Infine sono doverose alcune precisazioni. Oltre a quelle segnalate dal lettore, riferite ai pastori, è utile un chiarimento, seppure non richiesto per la riserva di caccia delle Navette.

Ho scritto in conformità a un vecchio articolo, senza consultare gli appunti storici che conservo. Manfredo Manfredi, dagli appunti, non risulta socio dell’industriale Carli ...vedi il precedente servizio sul vescovo Calcagno e i Galleani... La riserva di caccia alle Navette dell’ex parlamentare ed ex sottosegretario DC, si estende all’incirca per 250 ettari e tra i soci (allora) figuravano il fratello, poi Giribaldi e Damonte (Centro profughi di Pigna). Assai più estesa la riserva di Carlo Carli, mille ettari di proprietà del Comune di Tenda, ma sotto la giurisdizione (dal 1947) di Briga Alta. La concessione con durata 29 anni, è si avvicina alla scadenza e forse non sarà rinnovata. Carli, figura assai benvoluta nell’intera vallata, gran passione per quelle montagne, paga un vecchio canone di 13 milioni di lire all’anno.

Ps: iniziamo con la pubblicazione dei primi due documenti d’archivio per la serie: Chi ha condannato a morte Monesi? Senza un processo....

Il primo articolo, 12 aprile 1986 ...VEDI... porta la firma di Luigi Leone, già redattore del Secolo XIX a Imperia, oggi opinionista da prima pagina dello stesso quotidiano, a Genova.

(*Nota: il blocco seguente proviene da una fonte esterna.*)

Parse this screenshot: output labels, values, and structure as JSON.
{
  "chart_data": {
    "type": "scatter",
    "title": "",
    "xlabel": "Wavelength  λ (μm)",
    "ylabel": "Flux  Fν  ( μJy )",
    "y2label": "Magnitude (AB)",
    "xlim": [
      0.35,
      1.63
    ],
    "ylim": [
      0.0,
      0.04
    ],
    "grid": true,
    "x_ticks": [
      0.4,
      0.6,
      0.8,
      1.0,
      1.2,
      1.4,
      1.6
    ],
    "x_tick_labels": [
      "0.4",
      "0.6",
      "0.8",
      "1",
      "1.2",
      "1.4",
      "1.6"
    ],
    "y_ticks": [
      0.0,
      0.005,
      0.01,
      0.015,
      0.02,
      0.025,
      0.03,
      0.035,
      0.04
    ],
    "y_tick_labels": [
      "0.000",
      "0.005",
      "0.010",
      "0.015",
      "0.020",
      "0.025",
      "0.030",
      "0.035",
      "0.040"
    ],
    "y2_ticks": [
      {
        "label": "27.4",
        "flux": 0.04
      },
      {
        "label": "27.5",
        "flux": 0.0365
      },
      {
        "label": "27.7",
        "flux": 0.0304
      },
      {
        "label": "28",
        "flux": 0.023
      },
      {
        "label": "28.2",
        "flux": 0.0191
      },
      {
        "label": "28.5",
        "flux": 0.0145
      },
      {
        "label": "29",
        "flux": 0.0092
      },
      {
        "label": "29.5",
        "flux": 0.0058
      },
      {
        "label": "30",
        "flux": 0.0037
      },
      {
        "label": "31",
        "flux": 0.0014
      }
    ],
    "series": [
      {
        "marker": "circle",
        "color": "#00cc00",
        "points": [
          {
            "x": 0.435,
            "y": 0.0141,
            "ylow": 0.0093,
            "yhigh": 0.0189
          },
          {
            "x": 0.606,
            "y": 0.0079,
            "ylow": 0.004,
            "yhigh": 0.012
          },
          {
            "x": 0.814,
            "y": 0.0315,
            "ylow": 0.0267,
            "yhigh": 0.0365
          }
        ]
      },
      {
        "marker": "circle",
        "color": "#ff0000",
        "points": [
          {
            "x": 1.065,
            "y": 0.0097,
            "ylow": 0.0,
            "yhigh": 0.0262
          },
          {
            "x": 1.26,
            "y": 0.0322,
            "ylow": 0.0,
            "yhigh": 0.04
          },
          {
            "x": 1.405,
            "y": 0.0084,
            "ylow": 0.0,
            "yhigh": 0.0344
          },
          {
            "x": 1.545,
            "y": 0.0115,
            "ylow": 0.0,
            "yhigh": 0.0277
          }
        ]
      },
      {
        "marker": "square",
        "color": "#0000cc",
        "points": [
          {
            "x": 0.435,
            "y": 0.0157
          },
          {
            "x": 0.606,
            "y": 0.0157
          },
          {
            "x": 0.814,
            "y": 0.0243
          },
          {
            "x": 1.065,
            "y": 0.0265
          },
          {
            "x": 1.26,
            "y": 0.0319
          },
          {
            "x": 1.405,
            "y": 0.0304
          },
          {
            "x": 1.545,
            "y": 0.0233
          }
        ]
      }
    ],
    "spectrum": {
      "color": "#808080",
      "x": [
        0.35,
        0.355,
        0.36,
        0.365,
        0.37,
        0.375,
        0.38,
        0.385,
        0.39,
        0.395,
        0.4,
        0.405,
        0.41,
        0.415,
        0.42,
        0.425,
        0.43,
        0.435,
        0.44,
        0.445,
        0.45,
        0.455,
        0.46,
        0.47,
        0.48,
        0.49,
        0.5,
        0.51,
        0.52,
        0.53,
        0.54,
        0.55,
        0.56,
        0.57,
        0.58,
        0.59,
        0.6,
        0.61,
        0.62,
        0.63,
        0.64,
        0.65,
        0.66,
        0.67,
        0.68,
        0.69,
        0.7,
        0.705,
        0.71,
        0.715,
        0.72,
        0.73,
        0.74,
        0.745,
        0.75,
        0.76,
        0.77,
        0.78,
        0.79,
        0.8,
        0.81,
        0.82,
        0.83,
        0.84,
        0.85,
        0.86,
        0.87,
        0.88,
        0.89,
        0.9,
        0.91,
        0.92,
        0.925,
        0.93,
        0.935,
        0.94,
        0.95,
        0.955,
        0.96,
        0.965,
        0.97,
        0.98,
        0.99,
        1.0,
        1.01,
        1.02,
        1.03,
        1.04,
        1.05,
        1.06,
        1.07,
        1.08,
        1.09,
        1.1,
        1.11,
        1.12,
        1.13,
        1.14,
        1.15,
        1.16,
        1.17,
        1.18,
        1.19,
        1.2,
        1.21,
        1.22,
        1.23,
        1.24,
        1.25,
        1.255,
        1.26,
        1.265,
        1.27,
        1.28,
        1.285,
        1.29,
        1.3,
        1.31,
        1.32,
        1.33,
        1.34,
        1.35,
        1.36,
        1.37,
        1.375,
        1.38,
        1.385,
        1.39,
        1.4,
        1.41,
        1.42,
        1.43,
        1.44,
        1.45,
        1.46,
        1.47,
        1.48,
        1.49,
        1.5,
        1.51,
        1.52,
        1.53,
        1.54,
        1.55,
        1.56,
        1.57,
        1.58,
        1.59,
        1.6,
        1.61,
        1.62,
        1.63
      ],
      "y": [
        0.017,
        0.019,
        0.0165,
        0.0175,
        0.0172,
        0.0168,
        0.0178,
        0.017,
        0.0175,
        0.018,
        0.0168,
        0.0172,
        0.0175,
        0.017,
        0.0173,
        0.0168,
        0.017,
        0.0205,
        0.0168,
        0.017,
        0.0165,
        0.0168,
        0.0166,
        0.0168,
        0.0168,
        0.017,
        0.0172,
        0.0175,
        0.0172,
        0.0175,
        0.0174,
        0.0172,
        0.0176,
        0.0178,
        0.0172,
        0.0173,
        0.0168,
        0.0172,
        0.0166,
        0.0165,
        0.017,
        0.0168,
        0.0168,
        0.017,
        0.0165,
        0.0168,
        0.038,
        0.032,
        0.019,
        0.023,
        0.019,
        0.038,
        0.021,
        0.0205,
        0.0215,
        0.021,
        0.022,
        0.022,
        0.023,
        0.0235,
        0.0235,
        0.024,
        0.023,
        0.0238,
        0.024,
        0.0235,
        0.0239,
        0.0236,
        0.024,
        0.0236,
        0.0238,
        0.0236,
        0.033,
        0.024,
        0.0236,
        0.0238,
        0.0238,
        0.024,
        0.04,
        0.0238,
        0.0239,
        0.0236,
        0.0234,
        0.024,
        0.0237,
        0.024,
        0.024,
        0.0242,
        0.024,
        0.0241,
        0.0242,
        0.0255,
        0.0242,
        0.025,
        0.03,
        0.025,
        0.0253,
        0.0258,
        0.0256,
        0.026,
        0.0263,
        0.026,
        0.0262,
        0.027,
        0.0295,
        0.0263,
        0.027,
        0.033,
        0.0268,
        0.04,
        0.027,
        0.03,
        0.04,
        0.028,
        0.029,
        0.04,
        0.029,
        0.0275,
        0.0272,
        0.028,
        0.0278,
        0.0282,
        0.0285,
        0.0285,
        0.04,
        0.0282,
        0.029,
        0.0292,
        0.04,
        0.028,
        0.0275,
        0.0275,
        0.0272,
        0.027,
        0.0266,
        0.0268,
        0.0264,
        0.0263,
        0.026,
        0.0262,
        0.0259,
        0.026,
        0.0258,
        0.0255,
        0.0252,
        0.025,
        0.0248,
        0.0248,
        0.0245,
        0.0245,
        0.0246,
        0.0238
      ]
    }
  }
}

Il secondo servizio, 4 novembre 1988...VEDI... è firmato da una veterana della redazione imperiese dello stesso giornale, Loredana Grita.

Come vedremo in seguito non si sono mai approfonditi da una parte il seguito della politica degli “annunci” e dall’altra quella che la Gabanelli di Rai 3 chiamerebbe “come è andata a finire?”. Insomma, a completezza dell’informazione, per non dimenticare.